Davies’ narrator was gazing on “Waterloo Sunset” from his window, where he was “in paradise,” and didn’t “need no friends.” Whereas the character in “Down in the Park” looks out his window at the park, “where the chant is ‘death, death, death’ until the sun cries morning.” Numan’s world is clearly much darker, but they’re both content in their alienation from the rest of the world, “alien” being the key word for Numan.
“Down in the Park” contrasted the ugliness of the lyrics with the music’s exquisiteness, which was transcendent in a live setting. You felt completely absorbed in the synth splendor. On a sonic level this was Air years before the French electronic duo existed. “Are ‘Friends’ Electric?” got the most enthusiastic response of the night, everyone dropping their fists like hammers and singing the “ber-ner, ber-ner” synth parts leading up to the spoken verses. You know you’ve made an impact when large groups of grown men and women sing along to farty keyboard squiggles you created four decades ago.
The instrumental “When the Machines Rock” wouldn’t have sounded out of place in a Peanuts cartoon, the bouncy synths and handclaps making you envision Charlie Brown and company getting down at one of Prince’s Paisley Park parties. Another instrumental, “I Nearly Married a Human” followed, the previous composition’s endearing quirkiness perfectly countered by the elegiac, ambient beauty of this Enoesque work of art. The title references a relationship that has ended, with spatial synthesizers capturing the sadness of what it’s like when two people have slowly drifted apart from each other, like astronauts floating in the darkness of space. It’s one thing to listen to this on iTunes, but at the Gramercy it became an experience that bordered on holy. Meanwhile, Mary Shelley’s Vinnie Vincent still looked bored.

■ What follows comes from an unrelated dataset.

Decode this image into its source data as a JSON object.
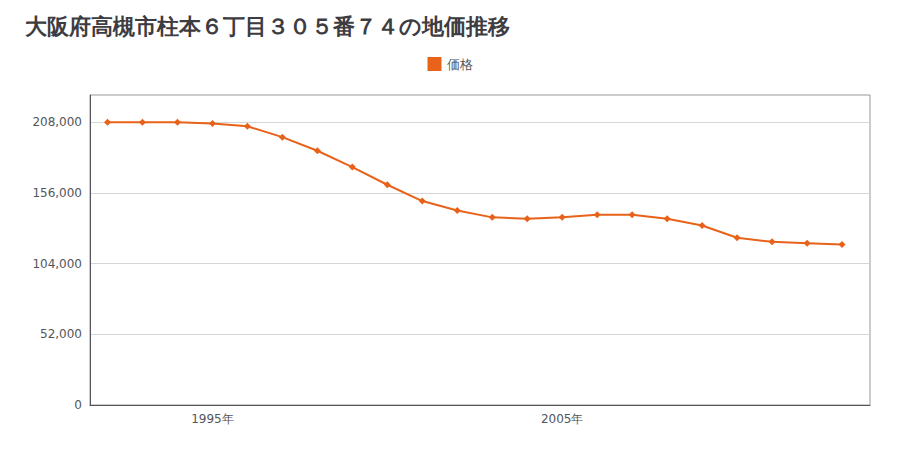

Watching this album come to life, it was hard to fathom Replicas came out the same year as AM Gold balladry like Robert John’s “Sad Eyes” and the rural ‘70s hard rock Americana of (the British) Bad Company’s “Rock’n’Roll Fantasy,” among the myriad other genres of that time. Numan blazed his own trail by dealing with the impact of technology on humanity, featuring characters known as Machmen who were half men, half machines. Throughout the evening, while these songs of danceable dehumanization were performed, the crowd either held up IPhones or stared at them, their devices seemingly as important as limbs.
We hadn’t become Machmen yet, but we’re almost there.